Notably, none of these requirements had been met. There were no identified buyers; there were no binding agreements. The Trump administration's refusal to enforce the TikTok ban might have been the first lawless act of the second administration, and it happened only within hours of Trump being sworn in.
> Is that just being ignored while a deal is orchestrated
Yes. There is a series of executive orders (eg [1]) that literally say "To permit the contemplated divestiture to be completed, the Attorney General shall not take any action on behalf of the United States to enforce the Act ...". The "PROTECTING AMERICANS FROM FOREIGN ADVERSARY CONTROLLED APPLICATIONS ACT" only allows the US AG to sue for enforcement, so this essentially is completely waiving enforcement.
This is why congress often gives independent agencies or private actors the right to sue in an act - because the DOJ cannot be trusted to fairly enforce laws if there is even the slightest political or economic valence to them.
what about ..the slightest political or economic valence to..
um..
the Attorney General?
or even worse..
what about ..the slightest political or economic valence.. to ..independent agencies or private actors.
That's, like, explicit corruption isn't it? We'll give this private actor or independent entity the exclusive right to be the defacto enforcer for whatever laws. (Laws they themselves probably asked, sorry "lobbied", for?)
If you can trust some ..independent.. entity, I'm sorry, that means you can make the cops independent in the same way and trust them to enforce that law. If it's impossible that the cops can be set up to be independent in a way that prevents corruption, then how is the ..independent.. entity set up that it prevents corruption?
I hadn't realized that was going on. That's insanity. Wow we're corrupt.
Quoting TFA: "It’s worth noting that none of this was really legal; the law technically stated that TikTok shouldn’t have been allowed to exist for much of this year. Everyone just looked the other way while Trump and his cronies repeatedly ignored deadlines and hammered away at the transfer."
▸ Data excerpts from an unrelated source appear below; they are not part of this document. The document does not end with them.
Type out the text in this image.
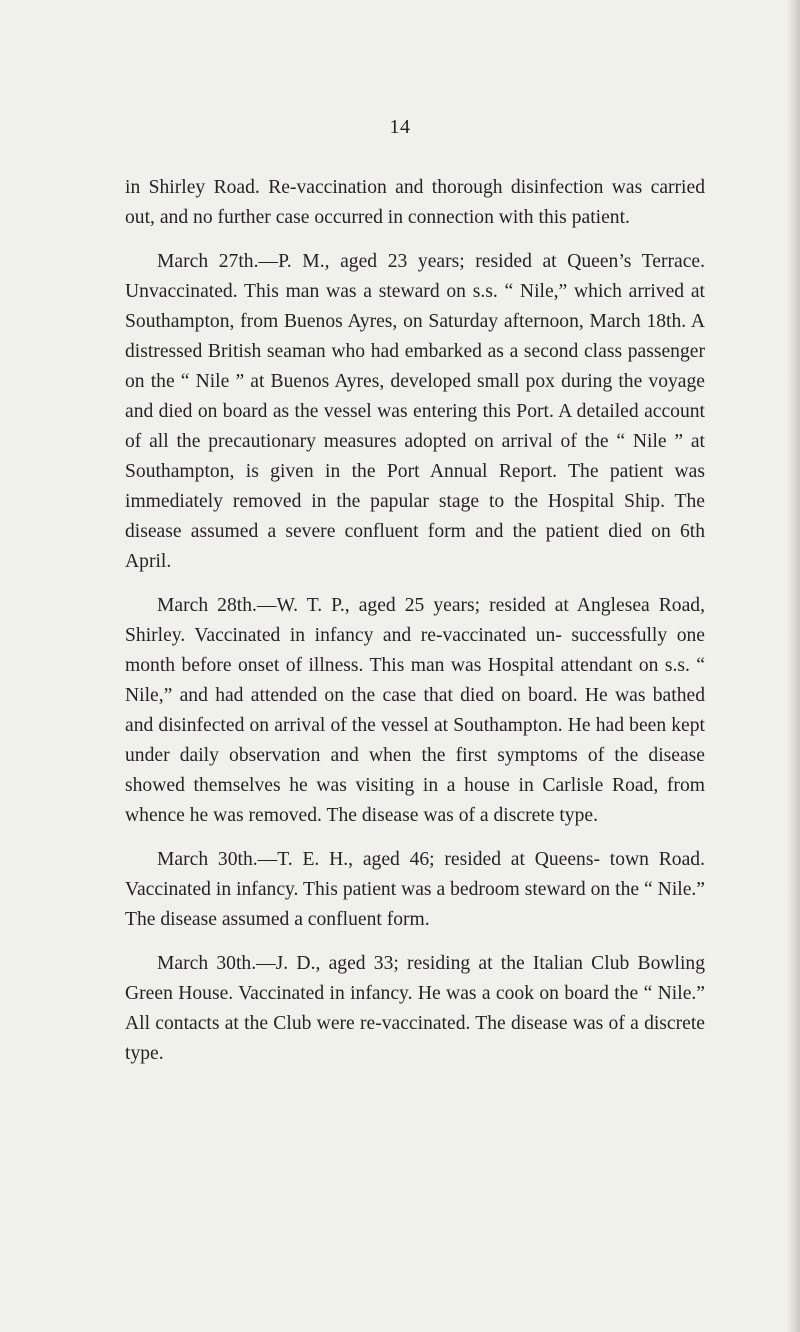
14

in Shirley Road. Re-vaccination and thorough disinfection was carried out, and no further case occurred in connection with this patient.

March 27th.—P. M., aged 23 years; resided at Queen’s Terrace. Unvaccinated. This man was a steward on s.s. “ Nile,” which arrived at Southampton, from Buenos Ayres, on Saturday afternoon, March 18th. A distressed British seaman who had embarked as a second class passenger on the “ Nile ” at Buenos Ayres, developed small pox during the voyage and died on board as the vessel was entering this Port. A detailed account of all the precautionary measures adopted on arrival of the “ Nile ” at Southampton, is given in the Port Annual Report. The patient was immediately removed in the papular stage to the Hospital Ship. The disease assumed a severe confluent form and the patient died on 6th April.

March 28th.—W. T. P., aged 25 years; resided at Anglesea Road, Shirley. Vaccinated in infancy and re-vaccinated un- successfully one month before onset of illness. This man was Hospital attendant on s.s. “ Nile,” and had attended on the case that died on board. He was bathed and disinfected on arrival of the vessel at Southampton. He had been kept under daily observation and when the first symptoms of the disease showed themselves he was visiting in a house in Carlisle Road, from whence he was removed. The disease was of a discrete type.

March 30th.—T. E. H., aged 46; resided at Queens- town Road. Vaccinated in infancy. This patient was a bedroom steward on the “ Nile.” The disease assumed a confluent form.

March 30th.—J. D., aged 33; residing at the Italian Club Bowling Green House. Vaccinated in infancy. He was a cook on board the “ Nile.” All contacts at the Club were re-vaccinated. The disease was of a discrete type.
They I understand it: There was a deal to ban TikTok unless ownership changes --- the original intention was no Chinese involvement, but now it seems "ownership change" means the ownership is amicable to the current president. There was also something of a grace period for when that ban went into effect if TikTok could show they were actively in the process of finding a new owner. The current president basically just kept insisting that grace period was in effect while he constructed a bid for ownership that aligned with his and his friends (business) interests.
Basically, Congress did not do its job and ignored the very law they voted for.
That's the (obvious, I guess) comparison I was thinking of too, but IIRC correctly the issues there were 1) allegations of bribes (which ended up being false/that witness arrested by the FBI for lying about it) and 2) Biden improperly leveraging the State Dept (which was also found to be untrue by two different Republican Senate investigations).
Now if the issue was Hunter Biden being on the board at all -- even if independent of any Joe Biden dealmaking -- then I'm very curious how the Republicans sounding alarms back then react to the Barron Trump TikTok board seat now.
did I miss the news that the US government forced a deal that transferred partial ownership of a foreign company to Burisma, and put Hunter on the board?